The waiter winked at the grocers and said to her, Pick up a little business while you're here and you won't have to give the money to your amah. Just slip me some extra change for the tea and we'll call it even. Come on now, lift your head, let them see you. He pointed to the back of the room, which was hidden in shadow, and added, We've got an opium den back there with no customers right now. He got straight to the point: Look, you're not doing anything anyway.
She looked at the two cabbage yellow faces again and gave them a big smile. Torn, she shook her head and said, I'm just taking it easy before I go.
The waiter was just about to try again when another customer walked in, a little white devil in his teens. His riding boots were covered with dust, but his white shirt and pants were spotless. He wore a blue cloak draped over his shoulders and a riding cap, his blond hair visible under the brim. He could have walked right out of an illustration in a book. The dingy Chinese teahouse suddenly formed a most absurd backdrop for him.
He noticed Fusang as he headed toward a table and abruptly turned and approached her.
She drew in her hands and feet. Languor from the sunlight weighed upon her body. She tried to think. Who is this little white devil? She looked at him as if she was struggling to extricate herself from a dream.
He froze at his sudden luck. He'd been looking for her for two years. He'd never stopped looking for her. His memory of her was so intense it had become a void that nothing else could fill. Now he realized she was even stranger than the woman he'd seen at twelve. The peach- pink of her silk blouse bled into the drabness around her.
As she watched him sit down, she tried not to keep thinking, Who is this little white devil?
Do you still remember me? Chris asked her. All the johns asked this; all of them hoped like this.
She said, Mmm.
He stared at her intently as he took off his cap. Now he was almost a head taller than she was, as tall as a grown man. His limbs were long and lanky and all his joints seemed oversized.
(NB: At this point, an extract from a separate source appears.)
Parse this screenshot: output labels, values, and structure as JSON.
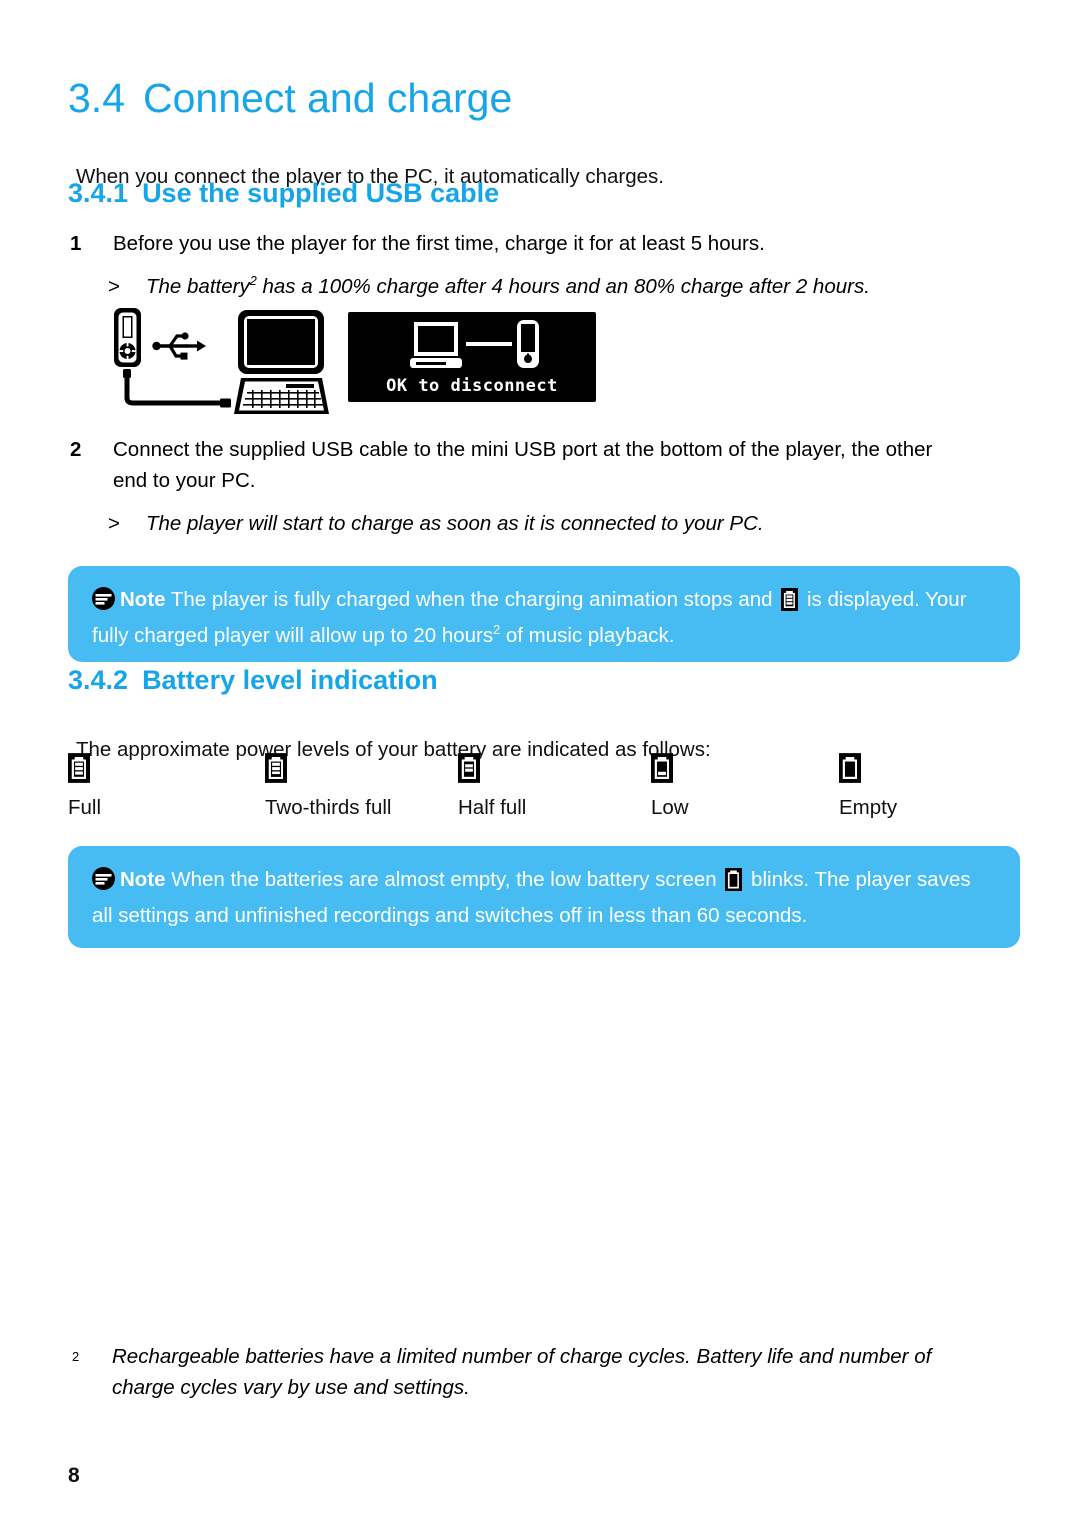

He had the neck of a child, but the Adam's apple of a man. He put his elbows on the table, noticed the filth, and pulled them back. He was as flustered as a child.
I looked for you, he said. His voice was still changing and cracked with awkwardness.
My name is Chris, he continued.
Chris, she repeated with a smile.
He smiled back and said, You still say my name that same cute way.
Remembering suddenly, Fusang said, You comed with your uncle. She said this twice in a row. Like all Chinese prostitutes, she spoke English like a two-year-old, with cute little syllables at the ends of words.
He winced and shook his head, his hurt laced with the affront of being mistaken for someone he wasn't by a grown-up.
Fusang said, I'm sorry.
Never mind.
I really am sorry, Fusang said again, consoling him with her eyes.
It doesn't matter. He frowned and looked away. He hated the way adults could be so insensitive.
The grocers walked over, carrying their poles and baskets. They looked at him, then at her, and then one of them said, You want us to break his kneecaps for you?
When Chris turned to see what they were saying, they bobbed their heads a couple of times in greeting.
No need today, Fusang said to them with a smile. Thank you, elder brothers.
My shop's just across the street; if the little white devil gives you a hard time, I'll come back with a cleaver, no problem.